I have also been thinking about this topic in another light. I was reading this article this morning, and I'm also reading Robert Baer's See No Evil. I've talked about this before, but think about it in this context I've just written about. Westerners have a lot of trouble thinking about organizational entities in terms outside the bounds of a military-like hierarchical structure, for whom existence is in and of itself of value. Let me try to put it another way: it seems to me that westerners view the creation of institutions or groups is an inherent good, and further more, one of their reasons for being is simply to be. Growing in size, acquiring more "power", responsibility, etc. These are why groups form in the western view. That is, they are like armies, seeking to grow in size and power, to be able to conquer other armies.

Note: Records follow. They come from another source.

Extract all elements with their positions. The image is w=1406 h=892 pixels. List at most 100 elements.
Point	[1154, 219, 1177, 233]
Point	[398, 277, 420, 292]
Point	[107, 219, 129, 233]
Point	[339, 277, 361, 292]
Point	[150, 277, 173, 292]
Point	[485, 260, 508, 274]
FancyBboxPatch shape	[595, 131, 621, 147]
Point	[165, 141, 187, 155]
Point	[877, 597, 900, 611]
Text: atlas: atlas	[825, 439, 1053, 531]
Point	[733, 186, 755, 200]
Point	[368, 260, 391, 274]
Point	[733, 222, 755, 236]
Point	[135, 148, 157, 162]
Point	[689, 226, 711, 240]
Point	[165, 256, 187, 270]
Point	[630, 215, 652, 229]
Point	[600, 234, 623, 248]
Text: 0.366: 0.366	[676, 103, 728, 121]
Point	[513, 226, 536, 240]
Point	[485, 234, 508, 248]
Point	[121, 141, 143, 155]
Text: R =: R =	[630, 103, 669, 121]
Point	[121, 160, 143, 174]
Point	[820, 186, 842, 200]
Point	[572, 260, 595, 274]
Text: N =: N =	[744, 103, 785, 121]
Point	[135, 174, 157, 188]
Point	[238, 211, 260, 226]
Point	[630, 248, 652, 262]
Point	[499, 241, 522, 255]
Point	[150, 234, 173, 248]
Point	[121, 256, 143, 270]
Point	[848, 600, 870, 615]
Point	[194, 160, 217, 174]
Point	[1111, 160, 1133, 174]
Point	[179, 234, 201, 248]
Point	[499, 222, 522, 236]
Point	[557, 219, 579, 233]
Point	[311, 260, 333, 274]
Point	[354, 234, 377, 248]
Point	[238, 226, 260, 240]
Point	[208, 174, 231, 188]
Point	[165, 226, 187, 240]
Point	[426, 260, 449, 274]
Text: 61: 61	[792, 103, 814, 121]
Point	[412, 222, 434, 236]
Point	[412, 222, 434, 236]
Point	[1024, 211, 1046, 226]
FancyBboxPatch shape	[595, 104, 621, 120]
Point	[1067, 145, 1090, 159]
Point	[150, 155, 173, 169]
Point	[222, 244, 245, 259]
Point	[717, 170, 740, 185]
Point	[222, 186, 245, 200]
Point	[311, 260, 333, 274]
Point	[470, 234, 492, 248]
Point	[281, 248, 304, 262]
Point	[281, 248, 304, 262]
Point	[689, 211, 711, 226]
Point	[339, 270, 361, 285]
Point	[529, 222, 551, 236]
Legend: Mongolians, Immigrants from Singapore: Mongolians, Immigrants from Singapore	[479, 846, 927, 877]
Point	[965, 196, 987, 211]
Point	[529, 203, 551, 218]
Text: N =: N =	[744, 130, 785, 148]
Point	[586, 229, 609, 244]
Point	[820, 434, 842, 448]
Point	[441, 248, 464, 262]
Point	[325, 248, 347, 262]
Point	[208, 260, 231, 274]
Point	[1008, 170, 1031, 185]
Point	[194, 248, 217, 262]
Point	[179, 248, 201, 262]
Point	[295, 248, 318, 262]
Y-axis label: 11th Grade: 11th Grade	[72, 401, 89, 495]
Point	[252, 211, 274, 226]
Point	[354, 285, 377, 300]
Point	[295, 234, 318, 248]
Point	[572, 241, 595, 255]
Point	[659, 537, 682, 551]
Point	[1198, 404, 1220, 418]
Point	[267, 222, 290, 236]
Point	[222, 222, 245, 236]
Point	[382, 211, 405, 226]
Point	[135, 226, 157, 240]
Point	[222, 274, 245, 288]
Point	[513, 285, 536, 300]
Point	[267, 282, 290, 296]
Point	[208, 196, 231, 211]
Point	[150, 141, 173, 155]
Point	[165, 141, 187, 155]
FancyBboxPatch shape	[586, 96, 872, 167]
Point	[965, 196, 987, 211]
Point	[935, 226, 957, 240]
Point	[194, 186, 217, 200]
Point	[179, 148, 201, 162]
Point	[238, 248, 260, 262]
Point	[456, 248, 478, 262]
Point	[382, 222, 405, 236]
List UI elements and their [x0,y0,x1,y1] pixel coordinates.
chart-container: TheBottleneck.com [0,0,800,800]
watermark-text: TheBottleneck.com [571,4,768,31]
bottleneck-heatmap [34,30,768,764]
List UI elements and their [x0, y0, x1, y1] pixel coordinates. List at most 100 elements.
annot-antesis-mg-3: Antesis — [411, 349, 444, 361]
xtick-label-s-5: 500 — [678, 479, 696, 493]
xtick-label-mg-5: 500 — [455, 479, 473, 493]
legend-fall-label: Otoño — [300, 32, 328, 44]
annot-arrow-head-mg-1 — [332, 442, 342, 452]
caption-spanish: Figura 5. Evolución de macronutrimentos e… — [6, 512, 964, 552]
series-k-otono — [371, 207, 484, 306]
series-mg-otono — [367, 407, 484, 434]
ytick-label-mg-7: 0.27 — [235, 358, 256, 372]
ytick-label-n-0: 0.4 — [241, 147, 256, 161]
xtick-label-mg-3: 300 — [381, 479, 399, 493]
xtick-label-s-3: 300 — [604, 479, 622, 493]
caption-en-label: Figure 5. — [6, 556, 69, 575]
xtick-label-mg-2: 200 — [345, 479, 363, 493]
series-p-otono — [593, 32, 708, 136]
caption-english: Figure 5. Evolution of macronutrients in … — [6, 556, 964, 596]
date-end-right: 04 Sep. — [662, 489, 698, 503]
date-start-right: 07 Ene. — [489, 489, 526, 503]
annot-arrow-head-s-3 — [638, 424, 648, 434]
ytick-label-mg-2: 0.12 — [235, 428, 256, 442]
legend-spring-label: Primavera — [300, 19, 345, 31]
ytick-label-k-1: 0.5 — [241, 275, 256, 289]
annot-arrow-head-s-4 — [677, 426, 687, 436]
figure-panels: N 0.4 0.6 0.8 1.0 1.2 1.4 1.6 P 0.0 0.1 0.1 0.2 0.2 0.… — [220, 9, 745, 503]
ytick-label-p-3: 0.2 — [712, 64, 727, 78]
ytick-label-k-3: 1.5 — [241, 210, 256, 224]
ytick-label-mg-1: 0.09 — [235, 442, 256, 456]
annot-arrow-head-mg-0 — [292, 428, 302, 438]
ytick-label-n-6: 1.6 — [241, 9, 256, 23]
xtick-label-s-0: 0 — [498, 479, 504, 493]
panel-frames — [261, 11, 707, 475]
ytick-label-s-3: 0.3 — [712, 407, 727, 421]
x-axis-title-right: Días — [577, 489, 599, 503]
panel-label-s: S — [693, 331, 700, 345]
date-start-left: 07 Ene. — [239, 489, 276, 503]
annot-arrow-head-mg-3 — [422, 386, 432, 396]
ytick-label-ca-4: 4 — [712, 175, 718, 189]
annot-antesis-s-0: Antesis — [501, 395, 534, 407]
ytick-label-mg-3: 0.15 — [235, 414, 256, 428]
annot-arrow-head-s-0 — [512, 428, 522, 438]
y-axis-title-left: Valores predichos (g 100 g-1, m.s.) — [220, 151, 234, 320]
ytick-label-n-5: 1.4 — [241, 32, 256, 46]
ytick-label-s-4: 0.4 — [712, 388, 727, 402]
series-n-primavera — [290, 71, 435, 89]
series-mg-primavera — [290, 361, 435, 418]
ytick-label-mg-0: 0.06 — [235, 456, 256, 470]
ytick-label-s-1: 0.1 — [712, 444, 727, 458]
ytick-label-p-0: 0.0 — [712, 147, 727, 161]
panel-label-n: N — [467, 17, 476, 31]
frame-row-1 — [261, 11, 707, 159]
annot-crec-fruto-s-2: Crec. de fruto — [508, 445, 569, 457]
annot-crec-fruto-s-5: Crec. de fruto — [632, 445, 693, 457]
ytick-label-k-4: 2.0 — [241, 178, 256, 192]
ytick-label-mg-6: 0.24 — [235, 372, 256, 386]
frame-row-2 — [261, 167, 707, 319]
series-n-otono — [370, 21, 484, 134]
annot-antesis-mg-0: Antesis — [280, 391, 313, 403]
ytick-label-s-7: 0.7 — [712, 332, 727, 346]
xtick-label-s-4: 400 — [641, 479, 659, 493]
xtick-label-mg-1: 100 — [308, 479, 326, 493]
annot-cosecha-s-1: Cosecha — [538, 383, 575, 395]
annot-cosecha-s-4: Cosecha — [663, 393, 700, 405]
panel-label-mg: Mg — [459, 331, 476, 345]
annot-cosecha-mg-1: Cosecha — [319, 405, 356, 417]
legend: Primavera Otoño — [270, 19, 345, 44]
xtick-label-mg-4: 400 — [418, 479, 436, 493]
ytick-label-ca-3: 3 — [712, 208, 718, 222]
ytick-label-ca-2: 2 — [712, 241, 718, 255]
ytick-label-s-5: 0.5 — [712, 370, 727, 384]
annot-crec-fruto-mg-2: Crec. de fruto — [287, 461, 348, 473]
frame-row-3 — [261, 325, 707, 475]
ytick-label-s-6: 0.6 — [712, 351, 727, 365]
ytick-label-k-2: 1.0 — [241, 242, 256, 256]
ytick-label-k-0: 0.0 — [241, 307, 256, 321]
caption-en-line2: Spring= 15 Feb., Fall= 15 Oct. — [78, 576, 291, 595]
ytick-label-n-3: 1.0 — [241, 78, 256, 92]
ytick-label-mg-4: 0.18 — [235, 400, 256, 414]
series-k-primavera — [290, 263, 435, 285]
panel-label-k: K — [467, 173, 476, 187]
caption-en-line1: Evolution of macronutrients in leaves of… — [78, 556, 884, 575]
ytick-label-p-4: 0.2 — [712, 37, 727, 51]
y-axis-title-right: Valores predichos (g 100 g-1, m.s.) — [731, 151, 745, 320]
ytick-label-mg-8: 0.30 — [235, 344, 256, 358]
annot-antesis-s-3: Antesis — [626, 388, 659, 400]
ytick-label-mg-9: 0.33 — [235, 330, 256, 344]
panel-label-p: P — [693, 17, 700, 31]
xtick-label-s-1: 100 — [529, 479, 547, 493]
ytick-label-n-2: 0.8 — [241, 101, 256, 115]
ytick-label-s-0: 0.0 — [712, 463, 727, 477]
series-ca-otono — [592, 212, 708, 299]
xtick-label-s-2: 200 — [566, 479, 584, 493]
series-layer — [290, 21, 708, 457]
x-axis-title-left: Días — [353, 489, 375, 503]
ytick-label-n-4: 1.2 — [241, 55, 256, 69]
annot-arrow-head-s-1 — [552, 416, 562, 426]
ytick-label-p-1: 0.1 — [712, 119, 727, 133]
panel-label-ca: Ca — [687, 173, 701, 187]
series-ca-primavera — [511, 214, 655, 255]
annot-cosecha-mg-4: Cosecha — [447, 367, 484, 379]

Presently we are more refined in our militaristic practice. But the culture of bio-power, of using military training techniques to sculpt the minds and bodies of all people, has become transparent -- that is to say, it is everywhere around us, such that it has become invisible. It is like sunlight. I've been thinking about this in the context of Iraq. I think there are plenty of lower-level government agents and officials, like Robert Baer, who would be able to engage in this conversation, correcting my incorrect history, etc. -- but grasping the concept. But all we ever see in the papers is quotes from big Generals who say things like, "Well the Al Qaeda's were utilizing what we call an IED dependent counter-counter insurgent tactical strike operation, designed to weaken our point of presense on the enemy's periphery." They think of it as a tactical organization that exists for the sake of existing, whose goal is to exist as a militaristic concentration of power.
They have never dealt with people who have never been exposed to the bio-power conditioning techniques of the west. They can't conceive of the family, the bloodline, and the neighborhood as the central tenants of a group. Outside the West (Mexico in this case is not the West), it's all about family. Who's your cousin, who did she marry? What neighborhood are you from? It's about the power of the word and the bond. The reason individuals partake in the struggle is that something close to their heart is threatened. Their family, their neighborhood, etc. They don't care about forming an army and conquering. Someone has committed a sin -- like the American heathens have invaded -- and they need to be punished, which usually means getting killed. The whole idea and methodology of terrorism is born out of a community that is not just underequipped, I think they are wholly uninterested in empire-building, at least in the Western sense of it. They are not interested in the Roman style of conquest. I need to formulate this theory more thoroughly.